Only at the MVP phase, and only until the output token ceiling becomes a constraint. Sonnet 4.6 has a 64k output token limit, which is enough for most initial builds. Once you are iterating on a validated product, switch to one file per feature slice: auth.ts, payments.ts, dashboard.ts. Each file contains its Hono route, service logic, Zod schemas, and types. The goal is not to minimize file count forever — it is to ensure that any single task Claude performs touches exactly one file. That is when context is most efficient.

What if I want to use Prisma instead of Drizzle?

Prisma and Drizzle serve the same purpose here: a single schema file that gives Claude your complete data model in one read. Prisma's schema.prisma is equally good for this. The choice between them is largely a preference question. Drizzle has the slight edge because the schema is TypeScript, so types flow naturally into the rest of your codebase without a generation step. But if you know Prisma well, the architectural benefit is identical.

Why a VPS over Railway, Fly.io, or Vercel?

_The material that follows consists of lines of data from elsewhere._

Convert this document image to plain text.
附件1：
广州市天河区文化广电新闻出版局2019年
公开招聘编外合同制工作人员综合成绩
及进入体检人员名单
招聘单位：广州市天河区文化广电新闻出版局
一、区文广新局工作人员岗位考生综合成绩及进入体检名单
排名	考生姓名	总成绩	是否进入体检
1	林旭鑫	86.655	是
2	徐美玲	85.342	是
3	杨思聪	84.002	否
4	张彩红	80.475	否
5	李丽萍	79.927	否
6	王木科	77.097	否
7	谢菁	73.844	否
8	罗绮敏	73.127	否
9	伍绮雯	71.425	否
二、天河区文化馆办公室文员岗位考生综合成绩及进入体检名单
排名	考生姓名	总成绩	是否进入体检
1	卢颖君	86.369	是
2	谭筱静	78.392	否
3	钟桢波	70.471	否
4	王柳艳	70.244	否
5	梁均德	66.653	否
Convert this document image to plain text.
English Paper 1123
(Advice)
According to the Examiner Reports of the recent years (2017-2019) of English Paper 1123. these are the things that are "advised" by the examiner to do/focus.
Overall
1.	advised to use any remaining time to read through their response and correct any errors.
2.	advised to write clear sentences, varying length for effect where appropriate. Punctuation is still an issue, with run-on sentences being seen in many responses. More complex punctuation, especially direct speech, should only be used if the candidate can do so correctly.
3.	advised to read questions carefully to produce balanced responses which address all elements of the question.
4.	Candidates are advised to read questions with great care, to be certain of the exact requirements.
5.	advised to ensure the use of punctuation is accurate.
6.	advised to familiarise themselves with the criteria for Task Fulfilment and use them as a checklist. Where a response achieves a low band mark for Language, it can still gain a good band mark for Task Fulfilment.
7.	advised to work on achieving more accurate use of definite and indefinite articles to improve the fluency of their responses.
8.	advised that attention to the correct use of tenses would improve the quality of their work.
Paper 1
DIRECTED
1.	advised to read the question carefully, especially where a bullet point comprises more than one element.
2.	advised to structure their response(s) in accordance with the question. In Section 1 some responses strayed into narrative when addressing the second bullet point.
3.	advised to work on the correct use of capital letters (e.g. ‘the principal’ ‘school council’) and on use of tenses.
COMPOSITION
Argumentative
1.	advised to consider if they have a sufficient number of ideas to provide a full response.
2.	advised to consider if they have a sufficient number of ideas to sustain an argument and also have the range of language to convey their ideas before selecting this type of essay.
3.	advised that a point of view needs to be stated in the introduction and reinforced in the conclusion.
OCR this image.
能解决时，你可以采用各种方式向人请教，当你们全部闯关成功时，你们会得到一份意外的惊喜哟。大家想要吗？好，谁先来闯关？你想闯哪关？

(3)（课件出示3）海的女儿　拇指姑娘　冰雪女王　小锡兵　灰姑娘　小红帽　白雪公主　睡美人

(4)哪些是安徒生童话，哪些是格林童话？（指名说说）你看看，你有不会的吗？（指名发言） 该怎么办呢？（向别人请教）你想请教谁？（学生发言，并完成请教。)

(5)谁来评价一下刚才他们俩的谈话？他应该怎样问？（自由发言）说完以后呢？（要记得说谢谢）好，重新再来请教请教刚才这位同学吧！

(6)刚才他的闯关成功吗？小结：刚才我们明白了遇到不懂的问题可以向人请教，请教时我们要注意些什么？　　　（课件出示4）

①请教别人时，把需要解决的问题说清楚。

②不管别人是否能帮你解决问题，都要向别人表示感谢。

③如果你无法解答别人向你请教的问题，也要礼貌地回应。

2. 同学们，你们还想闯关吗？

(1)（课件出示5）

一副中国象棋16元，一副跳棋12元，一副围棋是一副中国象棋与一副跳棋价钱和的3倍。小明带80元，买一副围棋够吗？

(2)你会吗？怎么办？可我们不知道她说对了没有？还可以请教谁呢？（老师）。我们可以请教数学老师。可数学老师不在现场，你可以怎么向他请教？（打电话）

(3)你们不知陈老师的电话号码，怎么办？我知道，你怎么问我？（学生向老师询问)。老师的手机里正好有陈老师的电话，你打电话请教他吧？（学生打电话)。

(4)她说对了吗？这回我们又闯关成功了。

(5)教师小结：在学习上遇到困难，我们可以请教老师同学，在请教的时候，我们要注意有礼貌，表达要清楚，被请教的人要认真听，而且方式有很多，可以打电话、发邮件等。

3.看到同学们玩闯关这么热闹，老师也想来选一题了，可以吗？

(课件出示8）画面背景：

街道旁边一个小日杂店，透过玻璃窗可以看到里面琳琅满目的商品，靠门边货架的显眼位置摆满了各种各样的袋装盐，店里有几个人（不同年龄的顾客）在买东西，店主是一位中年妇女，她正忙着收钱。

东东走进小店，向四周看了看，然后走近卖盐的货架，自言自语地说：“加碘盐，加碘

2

For Claude Code specifically, the VPS wins because the entire infrastructure state lives in files Claude can read and edit directly: systemd service files, a Caddyfile, a SERVER.md. On managed platforms, infrastructure state is split between a CLI, a dashboard, and platform-specific configuration formats. Claude cannot read a Railway dashboard. It can read /etc/systemd/system/myapp.service. The cost argument is also real — a 4GB Hetzner VPS runs 10 projects for roughly the same monthly cost as one project on a managed PaaS. That said, if you are deploying a single project and want zero server management, Railway or Fly.io are reasonable. The architecture and code structure recommendations in this post apply regardless of where you deploy.

Does this work for mobile apps too?

The backend and shared package principles apply directly. Hono as the API, Drizzle schema as the single source of truth, @repo/api-types shared between mobile and backend. For the mobile layer, React Native and Expo are well-covered in training data and Claude handles them reliably. The one-file-per-slice principle applies to React Native screens the same way it applies to Vue components — each screen is a cohesion unit that should contain its own data fetching, local state, and layout without reaching into shared layer files for routine operations.

This analysis is based on first-principles reasoning about how LLMs operate, confirmed where possible against the Claude Code source code that was inadvertently leaked on March 31, 2026.